We can get the `EgoTensor`

corresponding to the previous `EgoGraph`

from `EgoFlow`

.

### Model

Next, we first use the feature encoder to encode the original features.
In this example, we use `IdentityEncoder`

that returns itself, because
the features of Cora are already in vector formats. For both the
discrete and continuous features, we can use `WideNDeepEncoder`

, To
learn more encoders, please refer to
feature encoder.
Then, we use the
`GCNConv`

layer to construct the graph encoder. For each node in GCN,
we sample all of its neighbors, and organize them in a sparse format.
Therefore, we use `SparseEgoGraphEncoder`

. For the neighbor-aligned
model, please refer to the implementation of GraphSAGE.

```
class GCN(gle.LearningBasedModel):
def _encoders(self):
depth = self.hops_num
feature_encoders = [gle.encoders.IdentityEncoder()] * (depth + 1)
conv_layers = []
# for input layer
conv_layers.append(gle.layers.GCNConv(self.hidden_dim))
# for hidden layer
for i in range(1, depth - 1):
conv_layers.append(gle.layers.GCNConv(self.hidden_dim))
# for output layer
conv_layers.append(gle.layers.GCNConv(self.output_dim, act=None))
encoder = gle.encoders.SparseEgoGraphEncoder(feature_encoders,
conv_layers)
return {"src": encoder, "edge": None, "dst": None}
```

### Loss Function and Training Process

For the Cora node classification model, we can select the corresponding
classification loss function in TensorFlow.

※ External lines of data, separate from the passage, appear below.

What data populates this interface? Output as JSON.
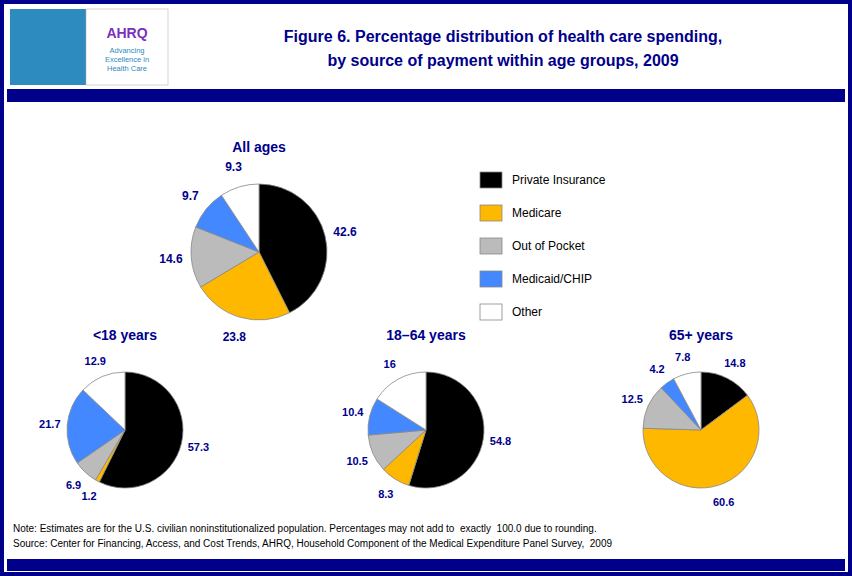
{
  "chart_data": {
    "type": "pie",
    "title": "Figure 6. Percentage distribution of health care spending,",
    "subtitle": "by source of payment within age groups, 2009",
    "categories": [
      "Private Insurance",
      "Medicare",
      "Out of Pocket",
      "Medicaid/CHIP",
      "Other"
    ],
    "colors": [
      "#000000",
      "#FFB800",
      "#BBBBBB",
      "#4488FF",
      "#FFFFFF"
    ],
    "series": [
      {
        "name": "All ages",
        "values": [
          42.6,
          23.8,
          14.6,
          9.7,
          9.3
        ]
      },
      {
        "name": "<18 years",
        "values": [
          57.3,
          1.2,
          6.9,
          21.7,
          12.9
        ]
      },
      {
        "name": "18–64 years",
        "values": [
          54.8,
          8.3,
          10.5,
          10.4,
          16.0
        ]
      },
      {
        "name": "65+ years",
        "values": [
          14.8,
          60.6,
          12.5,
          4.2,
          7.8
        ]
      }
    ],
    "data_labels": true,
    "legend": "right",
    "annotations": [
      "AHRQ",
      "Advancing\nExcellence in\nHealth Care",
      "Note: Estimates are for the U.S. civilian noninstitutionalized population. Percentages may not add to  exactly  100.0 due to rounding.",
      "Source: Center for Financing, Access, and Cost Trends, AHRQ, Household Component of the Medical Expenditure Panel Survey,  2009"
    ]
  }
}
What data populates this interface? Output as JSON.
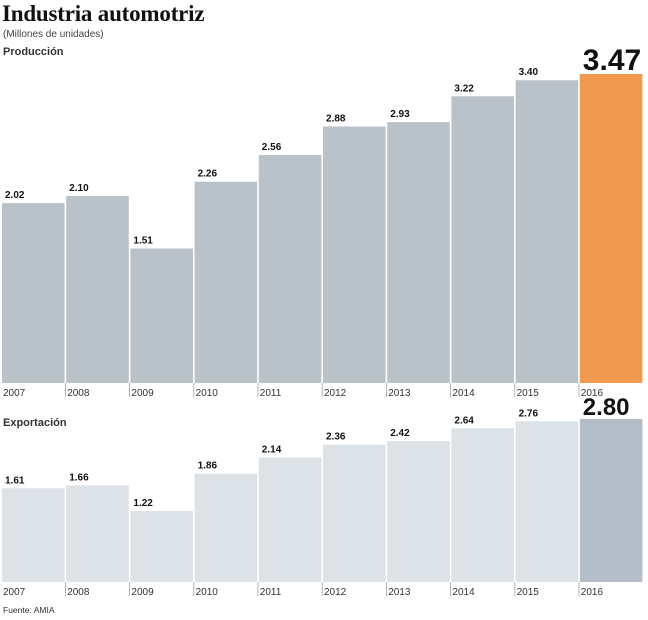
{
  "header": {
    "title": "Industria automotriz",
    "subtitle": "(Millones de unidades)",
    "source": "Fuente: AMIA"
  },
  "colors": {
    "production_bar": "#b9c1c9",
    "production_highlight": "#f19a4f",
    "export_bar": "#dde2e7",
    "export_highlight": "#b3bec8"
  },
  "chart_data": [
    {
      "type": "bar",
      "title": "Producción",
      "categories": [
        "2007",
        "2008",
        "2009",
        "2010",
        "2011",
        "2012",
        "2013",
        "2014",
        "2015",
        "2016"
      ],
      "values": [
        2.02,
        2.1,
        1.51,
        2.26,
        2.56,
        2.88,
        2.93,
        3.22,
        3.4,
        3.47
      ],
      "value_labels": [
        "2.02",
        "2.10",
        "1.51",
        "2.26",
        "2.56",
        "2.88",
        "2.93",
        "3.22",
        "3.40",
        "3.47"
      ],
      "highlight_index": 9,
      "ylim": [
        0,
        3.47
      ]
    },
    {
      "type": "bar",
      "title": "Exportación",
      "categories": [
        "2007",
        "2008",
        "2009",
        "2010",
        "2011",
        "2012",
        "2013",
        "2014",
        "2015",
        "2016"
      ],
      "values": [
        1.61,
        1.66,
        1.22,
        1.86,
        2.14,
        2.36,
        2.42,
        2.64,
        2.76,
        2.8
      ],
      "value_labels": [
        "1.61",
        "1.66",
        "1.22",
        "1.86",
        "2.14",
        "2.36",
        "2.42",
        "2.64",
        "2.76",
        "2.80"
      ],
      "highlight_index": 9,
      "ylim": [
        0,
        2.8
      ]
    }
  ]
}
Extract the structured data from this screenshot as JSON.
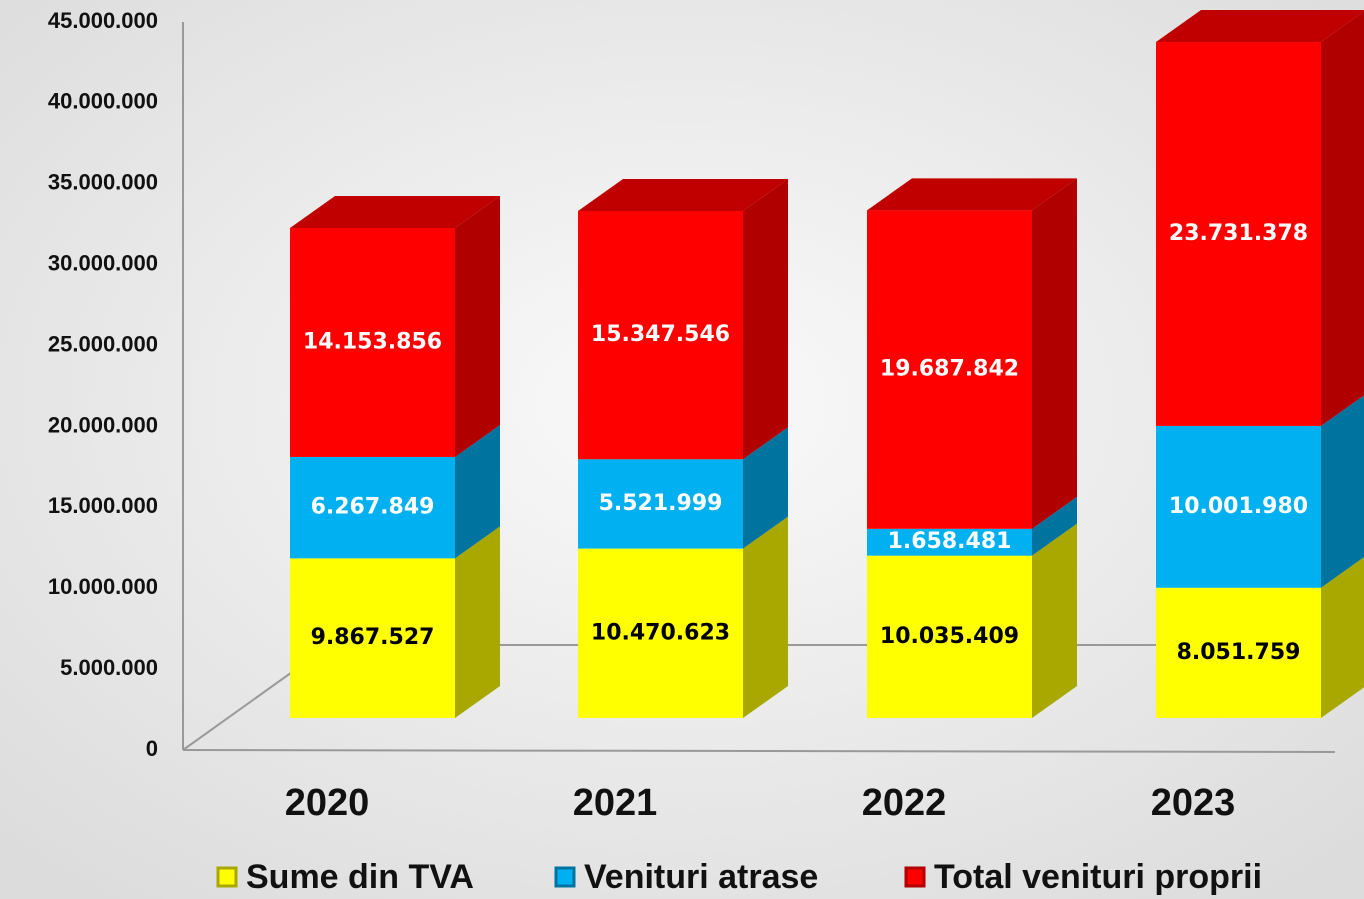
{
  "chart_data": {
    "type": "bar3d-stacked",
    "categories": [
      "2020",
      "2021",
      "2022",
      "2023"
    ],
    "series": [
      {
        "name": "Sume din TVA",
        "color": "#ffff00",
        "values": [
          9867527,
          10470623,
          10035409,
          8051759
        ],
        "value_labels": [
          "9.867.527",
          "10.470.623",
          "10.035.409",
          "8.051.759"
        ]
      },
      {
        "name": "Venituri atrase",
        "color": "#00b0f0",
        "values": [
          6267849,
          5521999,
          1658481,
          10001980
        ],
        "value_labels": [
          "6.267.849",
          "5.521.999",
          "1.658.481",
          "10.001.980"
        ]
      },
      {
        "name": "Total venituri proprii",
        "color": "#ff0000",
        "values": [
          14153856,
          15347546,
          19687842,
          23731378
        ],
        "value_labels": [
          "14.153.856",
          "15.347.546",
          "19.687.842",
          "23.731.378"
        ]
      }
    ],
    "ylim": [
      0,
      45000000
    ],
    "yticks": [
      0,
      {
        "value": 5000000,
        "label": "5.000.000"
      },
      {
        "value": 10000000,
        "label": "10.000.000"
      },
      {
        "value": 15000000,
        "label": "15.000.000"
      },
      {
        "value": 20000000,
        "label": "20.000.000"
      },
      {
        "value": 25000000,
        "label": "25.000.000"
      },
      {
        "value": 30000000,
        "label": "30.000.000"
      },
      {
        "value": 35000000,
        "label": "35.000.000"
      },
      {
        "value": 40000000,
        "label": "40.000.000"
      },
      {
        "value": 45000000,
        "label": "45.000.000"
      }
    ],
    "legend": "bottom"
  }
}
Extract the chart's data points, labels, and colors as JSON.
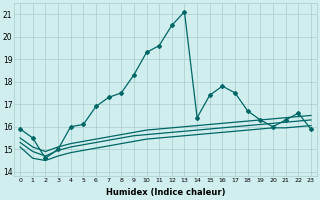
{
  "xlabel": "Humidex (Indice chaleur)",
  "x": [
    0,
    1,
    2,
    3,
    4,
    5,
    6,
    7,
    8,
    9,
    10,
    11,
    12,
    13,
    14,
    15,
    16,
    17,
    18,
    19,
    20,
    21,
    22,
    23
  ],
  "main_line": [
    15.9,
    15.5,
    14.6,
    15.0,
    16.0,
    16.1,
    16.9,
    17.3,
    17.5,
    18.3,
    19.3,
    19.6,
    20.5,
    21.1,
    16.4,
    17.4,
    17.8,
    17.5,
    16.7,
    16.3,
    16.0,
    16.3,
    16.6,
    15.9
  ],
  "flat_line1": [
    15.1,
    14.6,
    14.5,
    14.7,
    14.85,
    14.95,
    15.05,
    15.15,
    15.25,
    15.35,
    15.45,
    15.5,
    15.55,
    15.6,
    15.65,
    15.7,
    15.75,
    15.8,
    15.85,
    15.9,
    15.95,
    15.95,
    16.0,
    16.05
  ],
  "flat_line2": [
    15.3,
    14.9,
    14.7,
    14.95,
    15.1,
    15.2,
    15.3,
    15.4,
    15.5,
    15.6,
    15.65,
    15.7,
    15.75,
    15.8,
    15.85,
    15.9,
    15.95,
    16.0,
    16.05,
    16.1,
    16.15,
    16.2,
    16.25,
    16.3
  ],
  "flat_line3": [
    15.5,
    15.1,
    14.9,
    15.1,
    15.25,
    15.35,
    15.45,
    15.55,
    15.65,
    15.75,
    15.85,
    15.9,
    15.95,
    16.0,
    16.05,
    16.1,
    16.15,
    16.2,
    16.25,
    16.3,
    16.35,
    16.4,
    16.45,
    16.5
  ],
  "line_color": "#006666",
  "bg_color": "#d0eeee",
  "grid_color": "#aacccc",
  "ylim": [
    13.8,
    21.5
  ],
  "xlim": [
    -0.5,
    23.5
  ],
  "yticks": [
    14,
    15,
    16,
    17,
    18,
    19,
    20,
    21
  ],
  "xticks": [
    0,
    1,
    2,
    3,
    4,
    5,
    6,
    7,
    8,
    9,
    10,
    11,
    12,
    13,
    14,
    15,
    16,
    17,
    18,
    19,
    20,
    21,
    22,
    23
  ]
}
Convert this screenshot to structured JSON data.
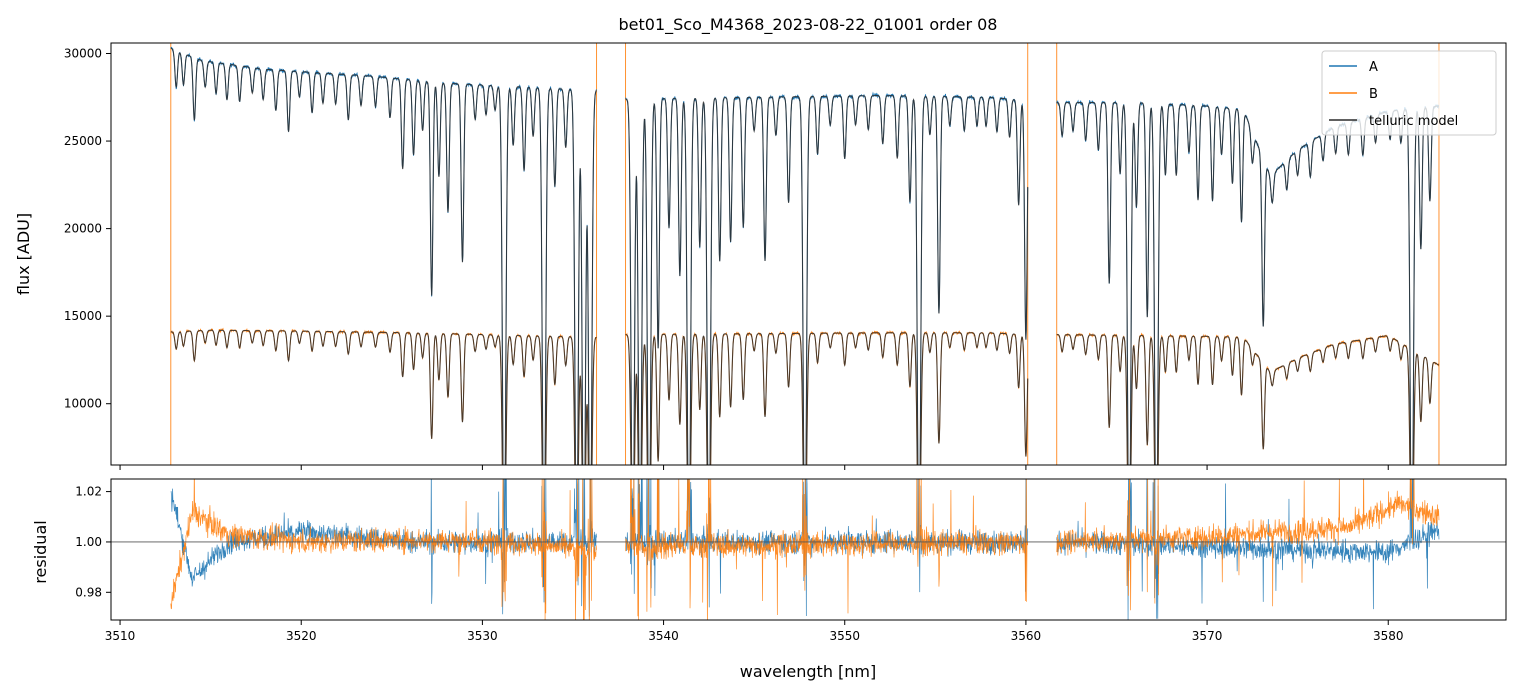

Then, we combine the encoder
and loss function in the `build`

function, and finally return a data
iterator and a loss function.

```
class GCN(gle.LearningBasedModel):
# ...
def _supervised_loss(self, emb, label):
return tf.reduce_mean(tf.nn.sparse_softmax_cross_entropy_with_logits(emb, label))
def build(self):
ego_flow = gle.EgoFlow(self._sample_seed,
self._positive_sample,
self._receptive_fn,
self.src_ego_spec,
full_graph_mode=self.full_graph_mode)
iterator = ego_flow.iterator
pos_src_ego_tensor = ego_flow.pos_src_ego_tensor
src_emb = self.encoders['src'].encode(pos_src_ego_tensor)
labels = pos_src_ego_tensor.src.labels
loss = self._supervised_loss(src_emb, labels)
return loss, iterator
```

Next, we use `LocalTFTrainer`

to train on a single-machine.

```
def train(config, graph)
def model_fn():
return GCN(graph,
config['class_num'],
config['features_num'],
config['batch_szie'],
...)
trainer = gle.LocalTFTrainer(model_fn, epoch=200)
trainer.train()
def main():
config = {...}
g = load_graph(config)
g.init(server_id=0, server_count=1, tracker='../../data/')
train(config, g)
```

This concludes how to build a GCN model. Please refer to GCN example for the complete codes.

We have implemented a rich set of popular models, including GCN, GAT, GraphSage, DeepWalk, LINE, TransE, Bipartite GraphSage, sample-based GCN, GAT, etc., which can be used as a starting point for building a similar model.